Temperature retrievals from polar-orbiting satellites are clearly beneficial in the Southern Hemisphere and the stratosphere, due to lack of conventional data, but have neutral impact on Northern Hemisphere forecasts. An alternative to retrievals is the direct assimilation of radiance data. The NRL Variational Data Assimilation System (NAVDAS), coupled with the Navy Operational Global Atmospheric Prediction System (NOGAPS) NWP model, constitute a system capable of three-dimensional variational assimilation (3DVar) of radiance data. In particular, the assimilation of microwave radiance data from the Advanced Microwave Sounding Unit (AMSU-A) has shown clear positive impact on 5-day forecasts in both hemispheres. One requirement for successful radiance assimilation is bias correction. Biases are due both to the satellite instrument, and the underlying airmass, resulting from inaccuracies in the fast radiative transfer model that converts NWP fields into simulated radiances. Our approach to airmass bias correction uses multilinear regression of fifteen days of observed minus computed radiances, with selected NWP fields as predictors. Research into hybrid methods, which add the radiances themselves as predictors, is being pursued.

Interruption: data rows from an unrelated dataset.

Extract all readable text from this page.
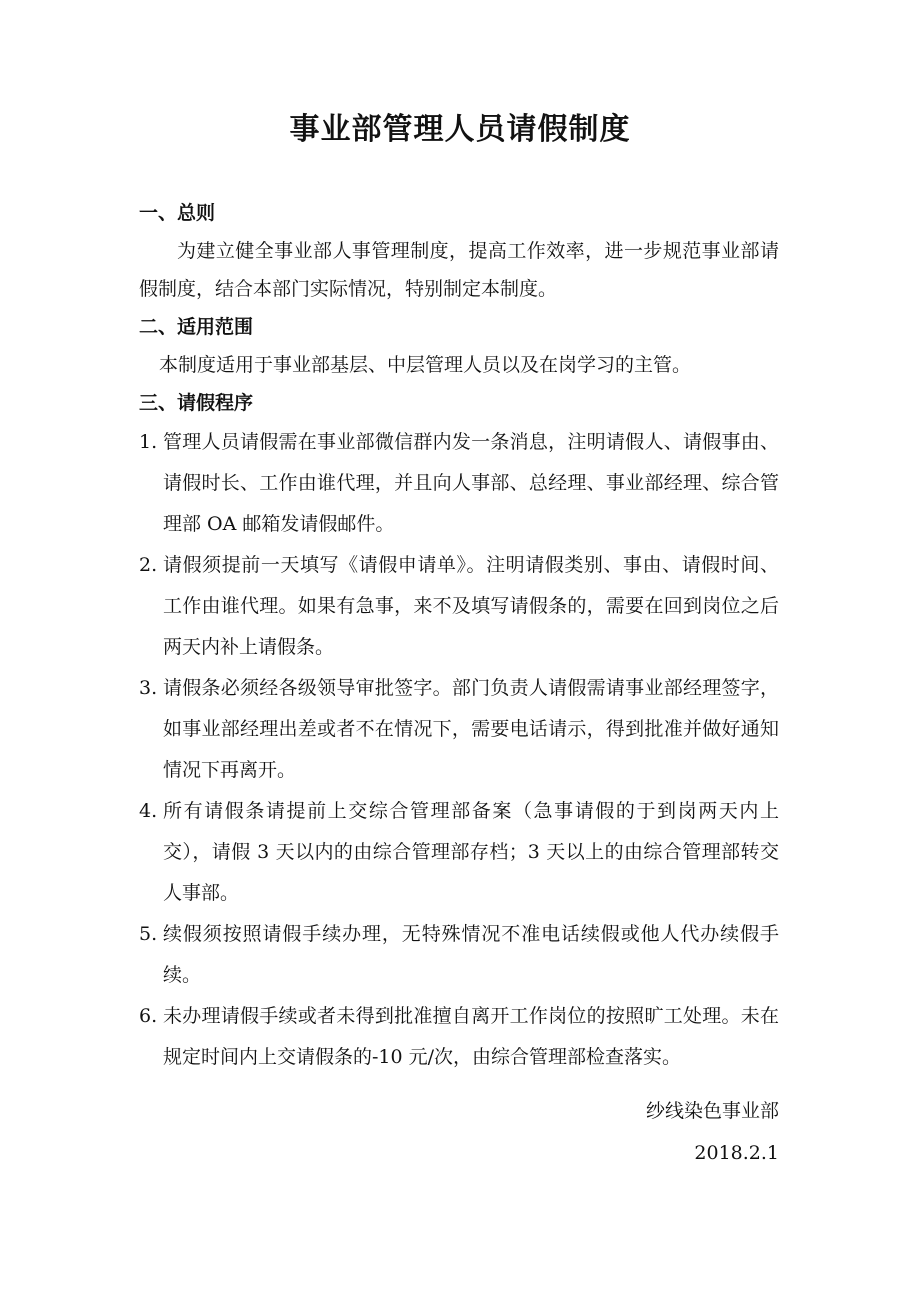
事业部管理人员请假制度
一、总则

为建立健全事业部人事管理制度，提高工作效率，进一步规范事业部请假制度，结合本部门实际情况，特别制定本制度。

二、适用范围

本制度适用于事业部基层、中层管理人员以及在岗学习的主管。

三、请假程序
1. 管理人员请假需在事业部微信群内发一条消息，注明请假人、请假事由、请假时长、工作由谁代理，并且向人事部、总经理、事业部经理、综合管理部 OA 邮箱发请假邮件。
2. 请假须提前一天填写《请假申请单》。注明请假类别、事由、请假时间、工作由谁代理。如果有急事，来不及填写请假条的，需要在回到岗位之后两天内补上请假条。
3. 请假条必须经各级领导审批签字。部门负责人请假需请事业部经理签字，如事业部经理出差或者不在情况下，需要电话请示，得到批准并做好通知情况下再离开。
4. 所有请假条请提前上交综合管理部备案（急事请假的于到岗两天内上交），请假 3 天以内的由综合管理部存档；3 天以上的由综合管理部转交人事部。
5. 续假须按照请假手续办理，无特殊情况不准电话续假或他人代办续假手续。
6. 未办理请假手续或者未得到批准擅自离开工作岗位的按照旷工处理。未在规定时间内上交请假条的-10 元/次，由综合管理部检查落实。
纱线染色事业部
2018.2.1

Moisture retrievals from AMSU-B can also benefit from bias correction. Preliminary results comparing uncorrected and bias-corrected AMSU-B moisture retrievals are presented. The need for bias correction is universal. Our methodology is robust and general, and should be applicable to current and future satellites.
The U.S. Navy's new three-dimensional variational analysis system NAVDAS became operational at Fleet Numerical Meteorology and Oceanography Center (FNMOC) on October 1, 2003, paving the way for the direct assimilation of NOAA AMSU-A radiances with the Navy Operational Global Atmospheric Prediction System (NOGAPS). AMSU-A radiance assimilation, which became operational at FNMOC on June 9, 2004, leads to significant improvement in forecast skill, as compared with assimilation of NESDIS ATOVS retrievals. The two- to five-day forecast skill at 500 hPa is increased by 3-10 hours in the Northern Hemisphere, and by 12-20 hrs in the Southern Hemisphere, with similar improvements at 1000 hPa. Forecasts with AMSU-A are consistently better, with fewer forecast "busts", fewer synoptic errors and a general strengthening of the circulations in both hemispheres. Overall, NAVDAS analyses and forecasts with AMSU-A exhibit better fit with radiosondes and other observations. Observations from AMSU-B, which are sensitive to the vertical distribution of water vapor in the troposphere, are used to compute 1DVAR humidity retrievals. NAVDAS assimilation of AMSU-B retrievals into NOGAPS dries out the middle and upper troposphere, and strengthens moisture gradients such as the Intertropical Convergence Zone, correcting known model tendencies. Tropical cyclone track and intensity predictions are slightly improved. Transition of AMSU-B retrieval assimilation to operations at FNMOC is targeted for early 2005.
One-dimensional variational (1DVAR) retrievals of humidity profiles over ocean are generated from AMSU-B observations and a Navy Operational Global Atmospheric Predication System (NOGAPS) background. Retrievals of water vapor profiles from AMSU-B are validated by intercomparing GOES water vapor channel observations with simulated GOES brightness temperatures calculated by the RTTOV-7 forward model from the background and retrieved atmospheric profiles. Brightness temperatures simulated from the retrieved profiles matched the GOES observations much more closely than those calculated from the background profile. After screening out clouds, GOES Imager 6.7-mm brightness temperatures from GOES-10 were reproduced with a correlation of 0.94, a bias of 2.97 K, and a standard deviation of -1.60 K. The impact of AMSU-B retrievals assimilated using NAVDAS is tested by comparing two data assimilation runs. 500-mb and 300-mb specific humidity fields are compared to GOES imagery. Large-scale moisture features such as the Intertropical Convergence Zone (ITCZ) and South Pacific Convergence Zone (SPCZ) at 500 mb are sharper and better defined in the AMSU-B run, agreeing qualitatively with GOES observations. However, differences in simulated GOES water vapor channel brightness temperatures from the two model runs are very small, due to the limited impact of amsu-b in the upper troposphere in this run.